Russell Investments announced a $1.225 billion strategic financing that was completed on January 6 2026. The deal replaces an existing term loan, fully repays prior lenders, and extends the debt maturity by seven years, giving the firm a longer‑term capital base and greater balance‑sheet flexibility to pursue growth initiatives.

The financing is structured as a partnership with Apollo Global Management’s hybrid and credit‑strategy funds and affiliates. Apollo’s participation signals confidence in Russell’s business model and its ability to generate sustainable returns, while expanding Apollo’s footprint in the institutional investment space. The transaction does not alter Russell’s ownership structure; the firm remains majority‑owned by TA Associates, with a minority stake held by Reverence Capital Partners, employees, and Hamilton Lane Advisors.

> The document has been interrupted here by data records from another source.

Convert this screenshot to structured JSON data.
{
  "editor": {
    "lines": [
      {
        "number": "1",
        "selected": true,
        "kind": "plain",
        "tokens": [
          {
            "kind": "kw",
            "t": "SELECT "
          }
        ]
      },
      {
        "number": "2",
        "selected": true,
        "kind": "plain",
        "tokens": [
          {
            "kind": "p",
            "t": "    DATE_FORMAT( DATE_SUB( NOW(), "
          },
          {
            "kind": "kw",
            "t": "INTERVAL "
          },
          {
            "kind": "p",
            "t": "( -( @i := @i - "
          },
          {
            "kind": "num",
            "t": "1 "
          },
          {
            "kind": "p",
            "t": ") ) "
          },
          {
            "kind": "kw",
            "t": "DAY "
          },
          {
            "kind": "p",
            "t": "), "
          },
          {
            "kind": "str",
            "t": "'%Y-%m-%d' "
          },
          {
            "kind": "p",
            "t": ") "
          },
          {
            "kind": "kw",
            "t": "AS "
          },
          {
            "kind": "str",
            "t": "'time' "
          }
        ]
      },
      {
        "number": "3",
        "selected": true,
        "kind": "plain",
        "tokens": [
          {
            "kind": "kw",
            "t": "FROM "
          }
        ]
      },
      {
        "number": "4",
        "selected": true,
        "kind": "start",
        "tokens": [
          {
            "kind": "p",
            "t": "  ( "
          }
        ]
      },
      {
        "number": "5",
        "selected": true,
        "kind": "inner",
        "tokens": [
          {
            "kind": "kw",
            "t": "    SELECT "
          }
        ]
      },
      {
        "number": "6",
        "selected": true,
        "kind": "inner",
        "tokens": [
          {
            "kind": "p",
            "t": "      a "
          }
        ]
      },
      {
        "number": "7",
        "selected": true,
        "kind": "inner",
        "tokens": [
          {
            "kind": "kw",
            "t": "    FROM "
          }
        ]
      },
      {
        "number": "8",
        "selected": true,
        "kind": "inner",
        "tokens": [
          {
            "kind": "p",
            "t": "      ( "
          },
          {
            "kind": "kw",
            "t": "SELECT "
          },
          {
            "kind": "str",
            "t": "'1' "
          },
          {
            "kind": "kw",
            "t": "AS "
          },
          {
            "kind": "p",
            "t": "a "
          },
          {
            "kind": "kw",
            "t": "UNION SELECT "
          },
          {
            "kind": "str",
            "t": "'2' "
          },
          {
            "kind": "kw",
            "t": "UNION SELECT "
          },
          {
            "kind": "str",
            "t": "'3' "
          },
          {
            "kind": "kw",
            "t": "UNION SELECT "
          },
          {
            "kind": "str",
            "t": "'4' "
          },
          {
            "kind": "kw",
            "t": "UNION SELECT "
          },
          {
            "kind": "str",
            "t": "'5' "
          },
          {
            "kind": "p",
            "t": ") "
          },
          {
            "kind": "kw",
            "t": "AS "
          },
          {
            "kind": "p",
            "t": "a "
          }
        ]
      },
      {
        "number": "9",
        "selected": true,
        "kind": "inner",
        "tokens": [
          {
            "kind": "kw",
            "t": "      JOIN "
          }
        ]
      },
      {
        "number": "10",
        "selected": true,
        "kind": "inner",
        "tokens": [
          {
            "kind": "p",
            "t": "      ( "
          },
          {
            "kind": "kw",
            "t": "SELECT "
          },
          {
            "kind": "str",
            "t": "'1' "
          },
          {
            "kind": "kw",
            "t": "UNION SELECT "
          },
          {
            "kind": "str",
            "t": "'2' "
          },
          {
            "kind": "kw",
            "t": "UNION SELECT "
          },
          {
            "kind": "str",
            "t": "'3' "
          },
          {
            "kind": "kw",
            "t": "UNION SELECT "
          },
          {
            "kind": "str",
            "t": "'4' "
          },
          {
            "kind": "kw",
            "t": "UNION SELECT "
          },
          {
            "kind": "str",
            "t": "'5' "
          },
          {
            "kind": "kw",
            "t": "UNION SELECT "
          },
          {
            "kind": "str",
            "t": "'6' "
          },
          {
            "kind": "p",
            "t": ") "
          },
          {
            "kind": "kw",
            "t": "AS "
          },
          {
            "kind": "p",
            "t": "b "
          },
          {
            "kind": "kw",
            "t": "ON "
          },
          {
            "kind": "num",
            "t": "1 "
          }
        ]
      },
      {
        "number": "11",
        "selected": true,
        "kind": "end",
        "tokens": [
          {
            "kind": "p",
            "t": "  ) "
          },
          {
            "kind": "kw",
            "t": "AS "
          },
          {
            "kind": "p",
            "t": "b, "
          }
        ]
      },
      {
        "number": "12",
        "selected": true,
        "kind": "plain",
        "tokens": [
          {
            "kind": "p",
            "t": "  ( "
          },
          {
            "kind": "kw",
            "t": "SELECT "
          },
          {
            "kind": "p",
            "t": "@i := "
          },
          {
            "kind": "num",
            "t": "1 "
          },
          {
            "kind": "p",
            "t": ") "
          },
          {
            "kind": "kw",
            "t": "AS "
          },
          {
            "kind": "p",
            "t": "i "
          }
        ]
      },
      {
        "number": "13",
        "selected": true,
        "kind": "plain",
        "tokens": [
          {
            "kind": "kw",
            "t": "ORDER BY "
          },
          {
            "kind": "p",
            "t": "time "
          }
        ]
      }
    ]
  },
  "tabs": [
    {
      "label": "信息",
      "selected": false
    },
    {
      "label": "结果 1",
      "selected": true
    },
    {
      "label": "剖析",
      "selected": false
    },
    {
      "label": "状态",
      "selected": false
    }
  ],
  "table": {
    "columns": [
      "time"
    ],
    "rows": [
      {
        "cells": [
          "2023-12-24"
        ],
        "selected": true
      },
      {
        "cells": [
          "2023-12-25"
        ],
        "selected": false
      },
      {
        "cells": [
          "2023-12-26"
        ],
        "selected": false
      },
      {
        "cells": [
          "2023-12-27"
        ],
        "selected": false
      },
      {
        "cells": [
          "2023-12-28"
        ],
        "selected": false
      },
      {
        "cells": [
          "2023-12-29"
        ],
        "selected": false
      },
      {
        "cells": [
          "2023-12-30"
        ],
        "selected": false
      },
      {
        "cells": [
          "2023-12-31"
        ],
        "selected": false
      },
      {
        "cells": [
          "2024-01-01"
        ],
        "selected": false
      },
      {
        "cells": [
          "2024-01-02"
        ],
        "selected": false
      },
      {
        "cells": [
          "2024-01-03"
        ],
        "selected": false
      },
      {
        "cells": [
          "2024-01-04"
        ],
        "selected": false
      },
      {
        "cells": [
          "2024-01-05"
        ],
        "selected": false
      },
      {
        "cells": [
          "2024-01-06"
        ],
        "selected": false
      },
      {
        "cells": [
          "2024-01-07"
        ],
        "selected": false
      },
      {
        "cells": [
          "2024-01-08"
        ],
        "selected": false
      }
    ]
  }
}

Russell’s assets under management reached $370 billion as of September 30 2025, underscoring the scale of the firm’s operations. The new capital will support a range of growth initiatives, including potential acquisitions and the expansion of investment platforms, as described by CEO Zach Buchwald, who said the financing “enhances our flexibility to continue to invest in our business, our people, and our clients.”

Apollo’s partner Chris Lahoud noted that the deal “underscores Apollo’s ability to deliver flexible capital at scale through close collaboration across our Hybrid and Credit platforms.” The partnership strengthens Apollo’s relationship with a leading global asset manager and aligns with its strategy of backing high‑quality, long‑term growth initiatives.

The transaction reflects a strategic move for both parties: Russell gains a lower‑cost, longer‑term debt structure that reduces refinancing risk, while Apollo deepens its engagement with a top‑tier investment solutions provider, positioning both firms for future collaborative opportunities.